Все это звучало так мило, так славно и симпатично, что веритарский люд, воины, и женщины, и ребятишки, не менее мило, и славно, и симпатично приняли краткую, но полную значения речь, которой распрощался с ними их вождь и начальник Петр Кукань перед отъездом — это был третий отъезд такого рода, на сей раз в Италию, завоевывать мир. Сказал же он примерно следующее:
— Веритарии, друзья и братья мои, я покидаю вас, но лишь ненадолго и по причине более чем важной, о которой мне нет нужды распространяться, ибо все вы, в общем, уже знаете или догадываетесь в чем дело. Я вернусь к вам, чтобы пригласить вас к дальнейшему сотрудничеству, и будем мы вместе подниматься ко все более и более высоким целям. Оставайтесь верны идеям и идеалам, до сих пор определявшим все наши совместные деяния, и всегда помните первый и главный принцип, из которого проистекает все остальное, а именно, что правда — слишком великая вещь, что можно было жульничать с нею и что если «Все едино есть», то и правда всегда лишь одна.

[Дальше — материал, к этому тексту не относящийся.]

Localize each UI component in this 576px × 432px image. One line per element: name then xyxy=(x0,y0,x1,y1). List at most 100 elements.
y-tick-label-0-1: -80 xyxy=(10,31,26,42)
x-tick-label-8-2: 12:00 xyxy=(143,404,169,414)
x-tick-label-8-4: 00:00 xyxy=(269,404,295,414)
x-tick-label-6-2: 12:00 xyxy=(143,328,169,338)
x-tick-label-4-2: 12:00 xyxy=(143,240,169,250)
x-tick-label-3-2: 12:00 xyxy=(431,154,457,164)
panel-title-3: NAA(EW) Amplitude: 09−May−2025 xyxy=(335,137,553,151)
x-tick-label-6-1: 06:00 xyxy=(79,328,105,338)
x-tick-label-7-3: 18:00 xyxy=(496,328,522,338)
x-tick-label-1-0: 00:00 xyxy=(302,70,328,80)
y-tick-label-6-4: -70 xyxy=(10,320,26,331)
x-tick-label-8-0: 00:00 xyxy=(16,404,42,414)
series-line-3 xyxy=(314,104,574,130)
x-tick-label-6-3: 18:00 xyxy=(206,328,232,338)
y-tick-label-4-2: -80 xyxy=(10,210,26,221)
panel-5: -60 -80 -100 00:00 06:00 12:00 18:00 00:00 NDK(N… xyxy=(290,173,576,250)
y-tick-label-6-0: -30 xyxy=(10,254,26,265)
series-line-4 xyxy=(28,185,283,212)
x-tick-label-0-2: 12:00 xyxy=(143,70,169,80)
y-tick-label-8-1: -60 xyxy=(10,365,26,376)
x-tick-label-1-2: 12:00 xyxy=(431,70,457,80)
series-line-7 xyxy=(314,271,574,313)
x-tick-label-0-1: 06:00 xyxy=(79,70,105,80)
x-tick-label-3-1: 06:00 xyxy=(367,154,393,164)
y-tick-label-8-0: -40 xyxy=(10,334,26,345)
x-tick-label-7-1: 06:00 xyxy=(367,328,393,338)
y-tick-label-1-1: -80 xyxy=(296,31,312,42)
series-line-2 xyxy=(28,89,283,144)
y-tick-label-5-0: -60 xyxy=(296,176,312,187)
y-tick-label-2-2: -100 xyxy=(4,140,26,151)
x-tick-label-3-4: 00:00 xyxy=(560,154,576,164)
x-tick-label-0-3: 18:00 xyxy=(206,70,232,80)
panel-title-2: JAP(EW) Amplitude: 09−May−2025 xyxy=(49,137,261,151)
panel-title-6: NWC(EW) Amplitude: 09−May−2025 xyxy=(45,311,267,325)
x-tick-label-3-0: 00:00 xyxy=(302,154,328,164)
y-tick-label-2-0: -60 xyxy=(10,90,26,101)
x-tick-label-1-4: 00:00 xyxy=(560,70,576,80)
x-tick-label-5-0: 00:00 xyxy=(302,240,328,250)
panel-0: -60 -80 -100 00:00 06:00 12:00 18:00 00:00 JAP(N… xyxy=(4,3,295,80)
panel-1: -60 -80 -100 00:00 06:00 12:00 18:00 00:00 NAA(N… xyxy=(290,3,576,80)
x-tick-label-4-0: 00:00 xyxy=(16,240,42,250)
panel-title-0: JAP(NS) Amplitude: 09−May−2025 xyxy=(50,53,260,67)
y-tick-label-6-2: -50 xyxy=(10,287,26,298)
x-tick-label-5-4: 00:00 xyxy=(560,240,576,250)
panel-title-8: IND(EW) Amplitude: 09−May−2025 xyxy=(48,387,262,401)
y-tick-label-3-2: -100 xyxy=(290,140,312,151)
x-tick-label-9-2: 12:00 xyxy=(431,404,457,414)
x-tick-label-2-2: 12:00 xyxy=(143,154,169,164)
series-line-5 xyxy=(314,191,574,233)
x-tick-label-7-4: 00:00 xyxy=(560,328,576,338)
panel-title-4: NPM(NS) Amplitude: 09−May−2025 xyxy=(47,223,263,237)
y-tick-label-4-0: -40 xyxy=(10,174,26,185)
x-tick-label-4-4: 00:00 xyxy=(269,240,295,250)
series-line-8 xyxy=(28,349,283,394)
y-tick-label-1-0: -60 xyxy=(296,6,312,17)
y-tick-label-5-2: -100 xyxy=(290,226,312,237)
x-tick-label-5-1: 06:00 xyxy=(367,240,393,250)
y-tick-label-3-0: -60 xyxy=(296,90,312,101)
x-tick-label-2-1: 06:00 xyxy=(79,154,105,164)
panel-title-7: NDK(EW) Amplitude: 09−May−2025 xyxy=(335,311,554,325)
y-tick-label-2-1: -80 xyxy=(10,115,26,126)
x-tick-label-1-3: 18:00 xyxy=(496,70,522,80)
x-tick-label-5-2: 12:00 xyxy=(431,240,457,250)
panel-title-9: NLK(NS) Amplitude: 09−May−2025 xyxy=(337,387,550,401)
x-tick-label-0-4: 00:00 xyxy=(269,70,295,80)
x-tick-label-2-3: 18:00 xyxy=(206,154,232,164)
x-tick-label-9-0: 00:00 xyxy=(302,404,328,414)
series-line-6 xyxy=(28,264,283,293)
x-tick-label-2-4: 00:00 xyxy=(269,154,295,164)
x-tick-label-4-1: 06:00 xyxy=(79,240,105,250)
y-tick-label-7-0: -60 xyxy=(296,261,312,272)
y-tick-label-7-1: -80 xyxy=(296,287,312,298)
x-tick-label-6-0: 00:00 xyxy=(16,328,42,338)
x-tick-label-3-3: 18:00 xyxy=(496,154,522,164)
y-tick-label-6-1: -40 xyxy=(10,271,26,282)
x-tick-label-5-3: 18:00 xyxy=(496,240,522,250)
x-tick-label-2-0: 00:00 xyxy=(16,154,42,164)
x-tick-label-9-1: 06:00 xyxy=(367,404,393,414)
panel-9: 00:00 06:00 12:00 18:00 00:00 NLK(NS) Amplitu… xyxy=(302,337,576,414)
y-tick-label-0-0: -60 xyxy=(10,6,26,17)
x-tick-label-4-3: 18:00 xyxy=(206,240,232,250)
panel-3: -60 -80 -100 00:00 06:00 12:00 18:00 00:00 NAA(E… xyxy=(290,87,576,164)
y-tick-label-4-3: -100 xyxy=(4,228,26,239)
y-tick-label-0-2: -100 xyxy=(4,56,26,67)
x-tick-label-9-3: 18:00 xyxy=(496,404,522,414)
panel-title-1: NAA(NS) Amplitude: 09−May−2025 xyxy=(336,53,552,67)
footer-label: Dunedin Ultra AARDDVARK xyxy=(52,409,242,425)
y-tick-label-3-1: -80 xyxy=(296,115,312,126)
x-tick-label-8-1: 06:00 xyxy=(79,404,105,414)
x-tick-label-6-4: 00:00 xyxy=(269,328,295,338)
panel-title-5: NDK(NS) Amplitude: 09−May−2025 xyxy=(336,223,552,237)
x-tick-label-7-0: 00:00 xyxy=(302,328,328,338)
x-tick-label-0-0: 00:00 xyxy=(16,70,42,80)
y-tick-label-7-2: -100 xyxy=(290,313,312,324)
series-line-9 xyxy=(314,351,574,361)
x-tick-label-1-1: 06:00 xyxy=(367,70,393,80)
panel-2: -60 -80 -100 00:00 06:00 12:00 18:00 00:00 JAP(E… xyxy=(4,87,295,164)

— Правда всегда лишь одна! — хором вскричали веритарии, опускаясь на колени перед готовым в путь героем, а женщины протягивали к нему детишек, прося благословить их прежде, чем за ним уляжется пыль. И было это так трогательно, что сам Медард, всегда блюдущий свое право на последнее слово, не придумал, что бы такое сказать.
— Шевалье де ля Прэри, — спросил Петр своего товарища, — хотите заменить меня на время моего отсутствия?
Шевалье хотел.
— Слушайтесь же его приказов, как моих собственных, — обратился к толпе Петр. — А ты, брат Ажзавтрадомой, хочешь сопровождать меня?
Франта ответил хмурым «ага», и этот положительный, хотя и безрадостный ответ вызвал на лицах веритариев добродушные усмешки, ибо было известно, что влюбленный буйвол только вчера осмелился признаться Либуше, почти уже здоровой, в своих пылких чувствах, за что и был презрительно осмеян ею. Так что предложение Петра сопровождать его оказалось весьма на руку Франте, ибо для раненого сердца нет лучшего лекарства, чем перемена обстановки.